Two pipes together can fill a tank in 12 hours. If the first pipe can fill the tank 10 hours faster than the second then how many hours will the second pipe take to fill the tank?
Let the time required to fill the tank by second pipe be x hours.
Then, the time required to fill the tank by first pipe is (x − 10) hours.
Given:
Two pipes together can fill a tank in 12 hours.

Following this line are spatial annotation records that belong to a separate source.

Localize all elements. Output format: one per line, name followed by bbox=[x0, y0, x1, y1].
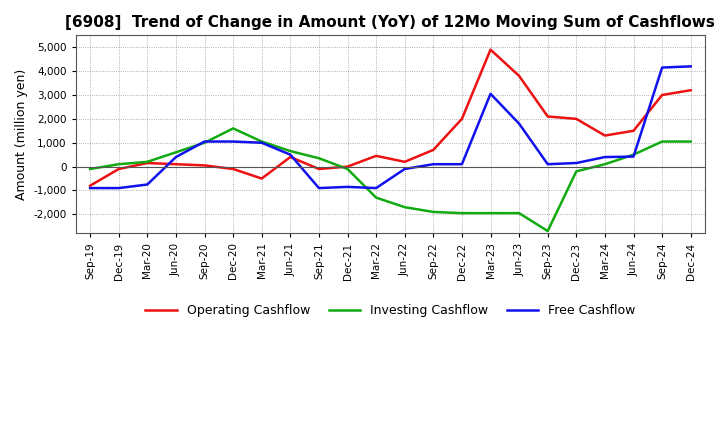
Investing Cashflow bbox=[200, 140, 209, 145]
Operating Cashflow bbox=[458, 116, 467, 121]
Investing Cashflow bbox=[143, 159, 152, 165]
Operating Cashflow bbox=[372, 153, 380, 158]
Free Cashflow bbox=[486, 91, 495, 96]
Free Cashflow bbox=[544, 161, 552, 167]
Investing Cashflow bbox=[315, 156, 323, 161]
Title: [6908]  Trend of Change in Amount (YoY) of 12Mo Moving Sum of Cashflows: [6908] Trend of Change in Amount (YoY) o… bbox=[66, 15, 716, 30]
Line: Investing Cashflow: Investing Cashflow bbox=[90, 128, 690, 231]
Investing Cashflow bbox=[515, 210, 523, 216]
Operating Cashflow bbox=[200, 163, 209, 168]
Y-axis label: Amount (million yen): Amount (million yen) bbox=[15, 69, 28, 200]
Free Cashflow bbox=[515, 121, 523, 126]
Investing Cashflow bbox=[686, 139, 695, 144]
Investing Cashflow bbox=[86, 166, 94, 172]
Investing Cashflow bbox=[343, 166, 352, 172]
Investing Cashflow bbox=[286, 148, 294, 154]
Operating Cashflow bbox=[658, 92, 667, 98]
Free Cashflow bbox=[629, 154, 638, 159]
Investing Cashflow bbox=[629, 152, 638, 158]
Operating Cashflow bbox=[343, 164, 352, 169]
Operating Cashflow bbox=[315, 166, 323, 172]
Free Cashflow bbox=[343, 184, 352, 190]
Investing Cashflow bbox=[544, 228, 552, 234]
Free Cashflow bbox=[114, 185, 123, 191]
Free Cashflow bbox=[86, 185, 94, 191]
Investing Cashflow bbox=[572, 169, 580, 174]
Free Cashflow bbox=[372, 185, 380, 191]
Operating Cashflow bbox=[400, 159, 409, 165]
Operating Cashflow bbox=[143, 160, 152, 165]
Operating Cashflow bbox=[171, 161, 180, 167]
Investing Cashflow bbox=[600, 161, 609, 167]
Operating Cashflow bbox=[686, 88, 695, 93]
Investing Cashflow bbox=[114, 161, 123, 167]
Operating Cashflow bbox=[114, 166, 123, 172]
Free Cashflow bbox=[315, 185, 323, 191]
Operating Cashflow bbox=[286, 154, 294, 160]
Operating Cashflow bbox=[486, 47, 495, 52]
Investing Cashflow bbox=[258, 139, 266, 144]
Operating Cashflow bbox=[429, 147, 438, 153]
Operating Cashflow bbox=[629, 128, 638, 133]
Line: Operating Cashflow: Operating Cashflow bbox=[90, 50, 690, 186]
Free Cashflow bbox=[286, 152, 294, 158]
Operating Cashflow bbox=[600, 133, 609, 138]
Free Cashflow bbox=[658, 65, 667, 70]
Investing Cashflow bbox=[658, 139, 667, 144]
Free Cashflow bbox=[400, 166, 409, 172]
Operating Cashflow bbox=[572, 116, 580, 121]
Free Cashflow bbox=[200, 139, 209, 144]
Legend: Operating Cashflow, Investing Cashflow, Free Cashflow: Operating Cashflow, Investing Cashflow, … bbox=[140, 299, 641, 322]
Investing Cashflow bbox=[486, 210, 495, 216]
Investing Cashflow bbox=[372, 195, 380, 200]
Operating Cashflow bbox=[515, 73, 523, 79]
Free Cashflow bbox=[143, 182, 152, 187]
Investing Cashflow bbox=[429, 209, 438, 215]
Free Cashflow bbox=[572, 160, 580, 165]
Operating Cashflow bbox=[86, 183, 94, 188]
Investing Cashflow bbox=[458, 210, 467, 216]
Investing Cashflow bbox=[400, 205, 409, 210]
Free Cashflow bbox=[171, 154, 180, 160]
Operating Cashflow bbox=[544, 114, 552, 119]
Operating Cashflow bbox=[229, 166, 238, 172]
Free Cashflow bbox=[600, 154, 609, 160]
Operating Cashflow bbox=[258, 176, 266, 181]
Free Cashflow bbox=[229, 139, 238, 144]
Line: Free Cashflow: Free Cashflow bbox=[90, 66, 690, 188]
Investing Cashflow bbox=[171, 150, 180, 155]
Investing Cashflow bbox=[229, 126, 238, 131]
Free Cashflow bbox=[258, 140, 266, 145]
Free Cashflow bbox=[686, 64, 695, 69]
Free Cashflow bbox=[429, 161, 438, 167]
Free Cashflow bbox=[458, 161, 467, 167]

According to the question,
$\frac{1}{x}+\frac{1}{x-10}=\frac{1}{12}$
$\Rightarrow \frac{(x-10)+(x)}{(x)(x-10)}=\frac{1}{12}$
$\Rightarrow \frac{2 x-10}{x^{2}-10 x}=\frac{1}{12}$
$\Rightarrow 24 x-120=x^{2}-10 x$
$\Rightarrow x^{2}-10 x-24 x+120=0$
$\Rightarrow x^{2}-34 x+120=0$
$\Rightarrow x^{2}-30 x-4 x+120=0$
$\Rightarrow x(x-30)-4(x-30)=0$
$\Rightarrow(x-30)(x-4)=0$
$\Rightarrow x=30,4$
But $(x-10)$ is the time required by the first pipe to fill the tank, which is always positive.
Thus, $x=30$ and $x \neq 4$
Hence, the second pipe will take 30 hours to fill the tank.